Other features that data scientists can look forward to are Serverless Model Endpoints to support instant model hosting, as well as built-in Model Monitoring dashboards to help teams analyze model performance.
Performance Optimizer for Data Engineering Pipelines
Finally, it’s worth noting that Databricks is extending the Delta Live Tables framework launched earlier this year. This ETL framework gets a new performance optimization layer. The layer should speed up the ETL process and reduce costs. In addition, Enhanced Autoscaling was built to scale resources while considering changes in streaming workloads. Furthermore, there’s Change Data Capture (CDC) for Slowly Changing Dimensions — Type 2, which tracks any change in source data for compliance and machine learning purposes.
Final updates
In our opinion, the above updates clearly indicate the direction that Databricks is taking in the coming period. In addition to the above updates, Databricks announced several extra features, which you’ll find below:
- Databricks SQL Serverless is available as a preview on AWS, offering instant, secure and fully managed operations for improved performance at a lower cost.
- Photon, the query engine for warehouse systems, will become generally available on Databricks Workspaces in the coming weeks, further extending Photon’s reach across the platform.
- Open-source connectors for Go, Node.js and Python make it easier to access the lakehouse from operational applications.
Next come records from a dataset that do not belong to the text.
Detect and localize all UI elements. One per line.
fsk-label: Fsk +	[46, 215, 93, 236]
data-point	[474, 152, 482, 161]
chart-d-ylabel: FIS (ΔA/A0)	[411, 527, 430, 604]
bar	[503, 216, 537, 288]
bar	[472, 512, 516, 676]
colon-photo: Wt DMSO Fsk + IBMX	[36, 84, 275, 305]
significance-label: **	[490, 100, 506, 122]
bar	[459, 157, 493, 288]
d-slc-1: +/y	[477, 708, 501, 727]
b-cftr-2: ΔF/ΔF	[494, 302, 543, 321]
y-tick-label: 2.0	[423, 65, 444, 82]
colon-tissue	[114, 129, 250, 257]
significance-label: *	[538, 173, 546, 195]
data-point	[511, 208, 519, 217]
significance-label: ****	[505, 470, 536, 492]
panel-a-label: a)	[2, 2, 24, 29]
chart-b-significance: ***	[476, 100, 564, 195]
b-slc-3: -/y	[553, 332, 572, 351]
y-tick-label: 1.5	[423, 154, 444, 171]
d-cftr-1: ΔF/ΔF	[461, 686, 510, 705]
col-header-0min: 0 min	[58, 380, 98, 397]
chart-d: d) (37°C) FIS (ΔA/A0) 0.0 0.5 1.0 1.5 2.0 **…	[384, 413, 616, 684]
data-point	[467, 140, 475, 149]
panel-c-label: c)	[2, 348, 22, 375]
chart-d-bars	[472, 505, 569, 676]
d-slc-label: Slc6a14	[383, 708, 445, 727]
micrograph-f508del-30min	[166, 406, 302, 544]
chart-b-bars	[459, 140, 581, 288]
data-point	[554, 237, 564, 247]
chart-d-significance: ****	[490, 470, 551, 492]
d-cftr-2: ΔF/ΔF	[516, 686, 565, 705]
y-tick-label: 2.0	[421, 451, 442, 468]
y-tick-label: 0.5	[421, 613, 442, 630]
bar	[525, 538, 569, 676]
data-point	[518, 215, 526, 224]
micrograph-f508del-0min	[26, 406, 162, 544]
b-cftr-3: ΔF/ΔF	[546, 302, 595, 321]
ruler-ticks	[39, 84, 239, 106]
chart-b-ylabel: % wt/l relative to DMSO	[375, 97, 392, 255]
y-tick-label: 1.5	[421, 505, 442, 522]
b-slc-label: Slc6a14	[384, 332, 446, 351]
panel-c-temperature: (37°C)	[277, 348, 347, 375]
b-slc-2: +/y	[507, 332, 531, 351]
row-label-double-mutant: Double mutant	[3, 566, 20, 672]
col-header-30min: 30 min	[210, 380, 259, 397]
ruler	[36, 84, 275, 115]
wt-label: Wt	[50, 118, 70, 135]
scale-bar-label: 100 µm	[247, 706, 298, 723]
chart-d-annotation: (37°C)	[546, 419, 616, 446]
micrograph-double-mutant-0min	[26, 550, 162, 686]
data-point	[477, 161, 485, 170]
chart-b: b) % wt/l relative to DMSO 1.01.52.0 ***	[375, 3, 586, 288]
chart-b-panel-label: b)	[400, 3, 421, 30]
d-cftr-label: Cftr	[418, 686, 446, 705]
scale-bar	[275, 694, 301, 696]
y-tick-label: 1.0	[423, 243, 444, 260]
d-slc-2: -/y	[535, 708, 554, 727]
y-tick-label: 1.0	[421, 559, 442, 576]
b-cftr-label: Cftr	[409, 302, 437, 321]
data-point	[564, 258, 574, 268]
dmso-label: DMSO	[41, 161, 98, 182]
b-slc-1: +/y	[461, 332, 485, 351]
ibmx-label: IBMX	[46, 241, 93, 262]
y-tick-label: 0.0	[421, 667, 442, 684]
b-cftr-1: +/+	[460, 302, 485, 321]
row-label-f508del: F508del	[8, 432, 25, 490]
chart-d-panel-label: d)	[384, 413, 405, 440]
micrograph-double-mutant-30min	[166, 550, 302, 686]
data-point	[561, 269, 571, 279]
- Databricks SQL CLI now allows developers and analysts to run queries directly from their local computer.
- Databricks SQL now provides the ability to execute queries on external data sources such as PostgreSQL, MySQL, AWS Redshift and others, without the need to first extract and load the data from the source systems (query federation).
Techzine is present at the Data + AI Summit this week. We’ll be reporting any important developments announced.